|UK unemployment rising amidst growing inflation of up to 4 percent and counting
Wednesday, 15 December 2010
British unemployment rose by 35,000 in the three months to October - to cross the 2.5 million mark indicating that the economic policy being promoted by the new conservative government could be damaging to the economy in the long term. It also comes at a time when inflation is running at 4 percent.
The figures released on Wednesday by the Office for National Statistics (ONS) gives the country an unemployment rate of 7.9 percent, the highest since the start of the year.
As expected, the young are heavily hit. They are joined by those in the public sector which is just starting to see excessive and deep cuts that will continue in the coming years.
The current data show that public sector employment fell by 33,000, including 18,000 in local government and 8,000 in the civil service.
“We face a very difficult path to get the economy back on the straight and narrow, deal with the deficit, get business moving again and create long-term sustainable growth," said employment Minister Chris Grayling to Sky News.
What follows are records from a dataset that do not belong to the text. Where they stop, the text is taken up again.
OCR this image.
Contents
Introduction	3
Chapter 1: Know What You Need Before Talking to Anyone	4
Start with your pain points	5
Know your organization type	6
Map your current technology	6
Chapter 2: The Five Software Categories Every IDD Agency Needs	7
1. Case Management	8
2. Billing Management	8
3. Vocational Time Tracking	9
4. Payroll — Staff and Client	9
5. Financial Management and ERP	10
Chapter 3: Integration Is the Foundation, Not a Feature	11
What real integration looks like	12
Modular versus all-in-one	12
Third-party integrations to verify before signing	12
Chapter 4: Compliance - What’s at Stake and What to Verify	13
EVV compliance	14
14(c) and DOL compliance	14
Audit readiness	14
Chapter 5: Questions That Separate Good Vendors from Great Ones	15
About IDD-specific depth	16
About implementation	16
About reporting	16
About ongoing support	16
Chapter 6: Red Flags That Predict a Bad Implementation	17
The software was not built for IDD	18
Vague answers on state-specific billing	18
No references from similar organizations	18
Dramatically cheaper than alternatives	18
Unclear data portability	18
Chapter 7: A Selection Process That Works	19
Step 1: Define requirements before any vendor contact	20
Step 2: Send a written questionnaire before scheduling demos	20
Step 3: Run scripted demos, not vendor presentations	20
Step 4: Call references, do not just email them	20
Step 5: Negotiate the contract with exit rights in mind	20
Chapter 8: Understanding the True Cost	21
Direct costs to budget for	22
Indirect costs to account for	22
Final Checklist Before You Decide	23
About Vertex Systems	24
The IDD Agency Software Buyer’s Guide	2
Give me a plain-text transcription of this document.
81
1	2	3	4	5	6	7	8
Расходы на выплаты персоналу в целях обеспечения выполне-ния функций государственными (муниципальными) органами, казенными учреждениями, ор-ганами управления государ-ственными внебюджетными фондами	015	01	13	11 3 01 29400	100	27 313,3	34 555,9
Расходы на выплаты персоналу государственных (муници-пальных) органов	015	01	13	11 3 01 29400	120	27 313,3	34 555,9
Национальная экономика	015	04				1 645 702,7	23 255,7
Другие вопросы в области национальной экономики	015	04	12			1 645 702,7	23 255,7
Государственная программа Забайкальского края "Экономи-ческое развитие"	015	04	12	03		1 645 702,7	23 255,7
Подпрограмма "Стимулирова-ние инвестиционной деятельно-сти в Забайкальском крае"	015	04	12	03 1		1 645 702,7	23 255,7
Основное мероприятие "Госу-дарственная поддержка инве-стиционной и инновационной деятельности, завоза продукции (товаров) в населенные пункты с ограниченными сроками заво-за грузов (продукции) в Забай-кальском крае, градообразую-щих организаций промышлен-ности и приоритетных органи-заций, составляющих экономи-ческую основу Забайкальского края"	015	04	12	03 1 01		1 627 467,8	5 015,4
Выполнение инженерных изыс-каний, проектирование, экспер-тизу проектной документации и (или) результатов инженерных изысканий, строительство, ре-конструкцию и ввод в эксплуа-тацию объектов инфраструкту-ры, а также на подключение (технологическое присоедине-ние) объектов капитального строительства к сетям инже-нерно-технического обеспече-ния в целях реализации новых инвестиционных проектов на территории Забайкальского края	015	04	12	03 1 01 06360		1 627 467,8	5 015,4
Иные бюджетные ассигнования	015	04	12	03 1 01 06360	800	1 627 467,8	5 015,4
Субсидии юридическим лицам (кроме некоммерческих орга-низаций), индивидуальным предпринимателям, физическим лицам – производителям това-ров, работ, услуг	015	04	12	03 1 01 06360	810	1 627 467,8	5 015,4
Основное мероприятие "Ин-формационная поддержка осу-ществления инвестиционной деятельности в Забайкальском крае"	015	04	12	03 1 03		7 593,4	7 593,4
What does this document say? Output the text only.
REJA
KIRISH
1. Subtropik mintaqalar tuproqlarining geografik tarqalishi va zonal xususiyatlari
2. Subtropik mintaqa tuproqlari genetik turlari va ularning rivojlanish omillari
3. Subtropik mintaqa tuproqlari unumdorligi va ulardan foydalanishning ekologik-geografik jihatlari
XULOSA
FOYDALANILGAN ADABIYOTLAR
Union leader Brian Strutton of the GMB union said that measures taken by the coalition Government were unnecessarily causing the unemployment level to rise.
"The economy doesn't need to correct itself as severely as it is being made to do. The consequences will be not only rising job losses," he warned.
The rising unemployment figure has come at a time when the cost of living the UK is also growing exponentially. Inflation rate rose 4 percent. On Monday the Bank of England reported that more British households than ever are feeling the pinch due to increasing unemployment, slow growth in earnings and limited credit availability.
According to an annual survey, it was found that two fifths of homes struggle with paying monthly bills compared with a third last year. 90 percent of respondents said that they expected to be affected by the Government's spending cuts, due to take effect next year.
Most expected to be affected through higher taxation on earnings and reduced spending on services.
The majority of those surveyed admitted to being more worried about debt now that they were two years ago when the recession first took hold.
When asked about savings, some households admitted to saving less in an attempt to maintain spending levels while others saved more in anticipation of job cuts, weak house price growth and "a general level of uncertainty".
On the whole the out look of the UK economy does not look good. Student riots and a result of exponential increased in tuition fee, rising cost of basic living, increasing unemployment, rising taxes and VAT …the list continues where is the UK heading remain unclear. We’ll wait and see.